My best friend just made a copy of our apartment key. She was pretty sure the machine messed up because the key was cut very different from the original. To her surprise, it still opened our front door. How is this possible?

Assuming it may have something to do with the height or order of how the pins in the lock open/fall?

In: Other

6 Answers

Anonymous 0 Comments

A lock that has two pins can still be opened by a key with 5 teeth so long as two of those teeth are correctly spaced and the correct height to move those pins in the right place. The other 3 teeth do not matter. The appearance of the keys can be different, but those two keys are probably the same where it matters if it unlocks the door.

Anonymous 0 Comments

Residential locks are very far from precise pieces of engineering. Close is often close enough. If you have an original unused key around to compare to your daily used key, compare them and you will see what I mean.

Anonymous 0 Comments

While certain tricks exist that allow different keys to open the same lock, it is unlikely that any were used here.

A lock checks the height of a few specific spots on your key. That’s it. If those spots are right, and the key fits in the lock, then nothing else matters.

The spiky teeth on a key are the sections between these spots, left uncut when the key was produced as the cutter only cuts the spots that matter. These spikes can be whatever height, or fully removed, so long as they don’t get in the way.

A common residential lock ’round here has five pins, so it ‘tests’ five spots on the key. You [can see the six ‘test’ spots on this key as the deepest-cut parts of the key, evenly spaced down its length.](https://cdn11.bigcommerce.com/s-euxnf32031/images/stencil/1280×1280/products/900/1601/C123_KEY__18928__98337.1663005833.jpg?c=1?imbypass=on) In this example, three are deep and three are shallower.

Locks are also not always that precise. The age and make of the lock plays a big role here. There is some leeway in the exact height of these spots. Anywhere from a few thousandths of an inch to over twenty thousandths, depending again on the quality and age of the lock.

Anonymous 0 Comments

The lock only checks how tall the key is at certain points. With any given lock usually having between 4 and 10 pins that each check that the key is the right height at just that point. The key lifts each pin so that the pins shear-line is in line with the cylinder, which makes the cylinder able to rotate.

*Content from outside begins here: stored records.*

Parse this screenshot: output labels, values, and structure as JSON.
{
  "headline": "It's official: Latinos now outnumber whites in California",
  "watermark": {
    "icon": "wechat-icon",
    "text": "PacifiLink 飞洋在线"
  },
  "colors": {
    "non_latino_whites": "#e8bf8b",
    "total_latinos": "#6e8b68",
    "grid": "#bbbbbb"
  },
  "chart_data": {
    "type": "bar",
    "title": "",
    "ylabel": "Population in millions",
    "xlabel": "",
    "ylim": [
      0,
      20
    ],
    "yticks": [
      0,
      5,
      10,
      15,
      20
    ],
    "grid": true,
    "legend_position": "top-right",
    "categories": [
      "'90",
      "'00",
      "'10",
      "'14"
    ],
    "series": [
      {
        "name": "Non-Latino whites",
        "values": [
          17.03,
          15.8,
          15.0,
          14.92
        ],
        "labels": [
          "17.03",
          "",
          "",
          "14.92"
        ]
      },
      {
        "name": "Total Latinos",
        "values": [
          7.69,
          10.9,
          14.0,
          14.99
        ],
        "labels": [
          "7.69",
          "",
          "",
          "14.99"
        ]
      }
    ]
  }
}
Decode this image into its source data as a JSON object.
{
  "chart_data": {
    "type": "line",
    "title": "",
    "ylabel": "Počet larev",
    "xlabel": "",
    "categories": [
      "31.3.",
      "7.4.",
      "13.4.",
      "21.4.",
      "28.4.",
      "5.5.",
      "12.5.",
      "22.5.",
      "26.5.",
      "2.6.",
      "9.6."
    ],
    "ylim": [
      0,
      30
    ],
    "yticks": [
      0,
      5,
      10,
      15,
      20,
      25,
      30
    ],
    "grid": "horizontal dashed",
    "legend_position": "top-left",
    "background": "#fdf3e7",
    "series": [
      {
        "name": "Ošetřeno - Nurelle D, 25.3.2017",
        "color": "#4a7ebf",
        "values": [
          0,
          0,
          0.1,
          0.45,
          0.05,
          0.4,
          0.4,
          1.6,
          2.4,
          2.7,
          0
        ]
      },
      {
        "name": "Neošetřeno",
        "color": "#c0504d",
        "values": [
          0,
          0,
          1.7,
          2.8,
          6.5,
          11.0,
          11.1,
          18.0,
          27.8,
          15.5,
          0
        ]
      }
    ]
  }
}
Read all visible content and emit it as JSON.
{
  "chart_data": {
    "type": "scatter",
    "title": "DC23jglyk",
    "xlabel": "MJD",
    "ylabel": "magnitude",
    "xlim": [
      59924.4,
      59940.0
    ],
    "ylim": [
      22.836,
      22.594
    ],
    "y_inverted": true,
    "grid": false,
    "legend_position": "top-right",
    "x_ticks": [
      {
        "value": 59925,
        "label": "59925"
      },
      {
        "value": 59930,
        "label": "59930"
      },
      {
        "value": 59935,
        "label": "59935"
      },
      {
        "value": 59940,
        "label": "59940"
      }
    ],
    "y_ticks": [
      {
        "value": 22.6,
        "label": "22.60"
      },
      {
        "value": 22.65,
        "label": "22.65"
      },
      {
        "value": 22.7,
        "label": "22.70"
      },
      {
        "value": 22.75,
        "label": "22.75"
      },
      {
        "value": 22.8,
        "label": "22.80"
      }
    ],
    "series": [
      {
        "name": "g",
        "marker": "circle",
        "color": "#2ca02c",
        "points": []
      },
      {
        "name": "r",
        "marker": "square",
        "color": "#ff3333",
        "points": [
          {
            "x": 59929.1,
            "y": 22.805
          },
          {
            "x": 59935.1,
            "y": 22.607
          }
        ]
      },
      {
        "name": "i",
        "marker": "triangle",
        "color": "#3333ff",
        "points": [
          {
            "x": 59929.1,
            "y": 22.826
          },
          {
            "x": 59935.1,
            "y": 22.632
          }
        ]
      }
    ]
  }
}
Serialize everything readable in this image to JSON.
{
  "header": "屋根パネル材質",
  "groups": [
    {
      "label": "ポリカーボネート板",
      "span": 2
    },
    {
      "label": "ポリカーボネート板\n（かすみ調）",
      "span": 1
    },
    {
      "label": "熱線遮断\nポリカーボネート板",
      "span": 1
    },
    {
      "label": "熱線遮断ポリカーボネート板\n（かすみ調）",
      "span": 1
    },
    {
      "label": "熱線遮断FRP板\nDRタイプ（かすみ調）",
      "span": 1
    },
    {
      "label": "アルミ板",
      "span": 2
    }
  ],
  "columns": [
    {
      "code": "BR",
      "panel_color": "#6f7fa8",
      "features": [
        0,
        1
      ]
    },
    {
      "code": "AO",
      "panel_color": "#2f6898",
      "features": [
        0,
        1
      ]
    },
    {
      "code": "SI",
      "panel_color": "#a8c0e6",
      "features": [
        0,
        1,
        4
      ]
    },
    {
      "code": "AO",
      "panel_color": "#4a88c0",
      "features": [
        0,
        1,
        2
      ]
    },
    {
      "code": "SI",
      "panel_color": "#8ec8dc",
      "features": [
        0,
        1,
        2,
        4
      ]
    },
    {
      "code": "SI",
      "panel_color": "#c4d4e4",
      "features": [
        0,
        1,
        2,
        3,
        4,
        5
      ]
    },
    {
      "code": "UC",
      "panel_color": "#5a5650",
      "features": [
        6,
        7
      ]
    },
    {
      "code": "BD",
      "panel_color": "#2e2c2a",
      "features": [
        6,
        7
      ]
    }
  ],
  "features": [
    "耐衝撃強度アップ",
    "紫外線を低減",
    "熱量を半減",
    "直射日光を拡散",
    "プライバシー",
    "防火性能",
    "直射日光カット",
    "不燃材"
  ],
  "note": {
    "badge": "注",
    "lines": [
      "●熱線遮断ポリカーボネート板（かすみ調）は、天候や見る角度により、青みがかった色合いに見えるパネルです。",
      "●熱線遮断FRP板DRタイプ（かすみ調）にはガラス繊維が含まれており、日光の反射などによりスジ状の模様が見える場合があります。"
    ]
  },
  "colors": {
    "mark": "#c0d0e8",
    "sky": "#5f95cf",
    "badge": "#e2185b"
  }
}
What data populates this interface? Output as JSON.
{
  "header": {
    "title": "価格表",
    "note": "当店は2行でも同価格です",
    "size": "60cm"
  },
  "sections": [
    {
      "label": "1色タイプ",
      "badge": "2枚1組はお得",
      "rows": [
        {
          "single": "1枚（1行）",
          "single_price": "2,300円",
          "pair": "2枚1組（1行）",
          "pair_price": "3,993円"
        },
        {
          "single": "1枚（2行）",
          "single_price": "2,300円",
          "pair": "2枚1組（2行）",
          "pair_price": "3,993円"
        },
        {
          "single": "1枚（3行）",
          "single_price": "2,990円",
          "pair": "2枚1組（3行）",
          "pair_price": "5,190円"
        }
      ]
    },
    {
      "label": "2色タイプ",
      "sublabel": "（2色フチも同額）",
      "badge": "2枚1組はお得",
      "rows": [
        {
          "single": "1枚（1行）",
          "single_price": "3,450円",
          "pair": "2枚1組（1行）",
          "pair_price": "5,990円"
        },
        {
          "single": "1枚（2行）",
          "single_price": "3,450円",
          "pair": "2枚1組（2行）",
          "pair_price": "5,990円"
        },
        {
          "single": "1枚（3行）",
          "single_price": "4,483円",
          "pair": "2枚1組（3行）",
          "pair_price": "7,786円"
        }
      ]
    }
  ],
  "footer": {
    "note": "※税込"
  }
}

On top of that the system can be masterkeyed. This means that each pin is split into two. Lift it up to a certain height with the regular key and the cylinder is in line with one shear-line. Lift it up to a different height (with the master key) and it’s in line with a different shearline.

Anonymous 0 Comments

Clarifying question: is she comparing the flat spots of the cut? That’s all that really matters. An old key might be smooth travel to each flat spot while a new one might have spikes between each flat spot. Depends on how the cutting machine works. The flat spots are where the pins touch the key when fully inserted.

Anonymous 0 Comments

Look up lock picking videos online to see how locks are operated. An apartment building is most likely using a master key system where the super has one key that works all the door locks in the building. Because who wants to carry a 100 key ring like high school custodians.

What may have happened is thru sheer randomness, wear of the lock (or poor design), your friend’s key may have a combination of master and tenant wafers that work in your lock.

As long as any of the shear lines line up, the tumbler will turn. The key has no way of knowing or caring if the key in the lock is the “master” or “tenant” key.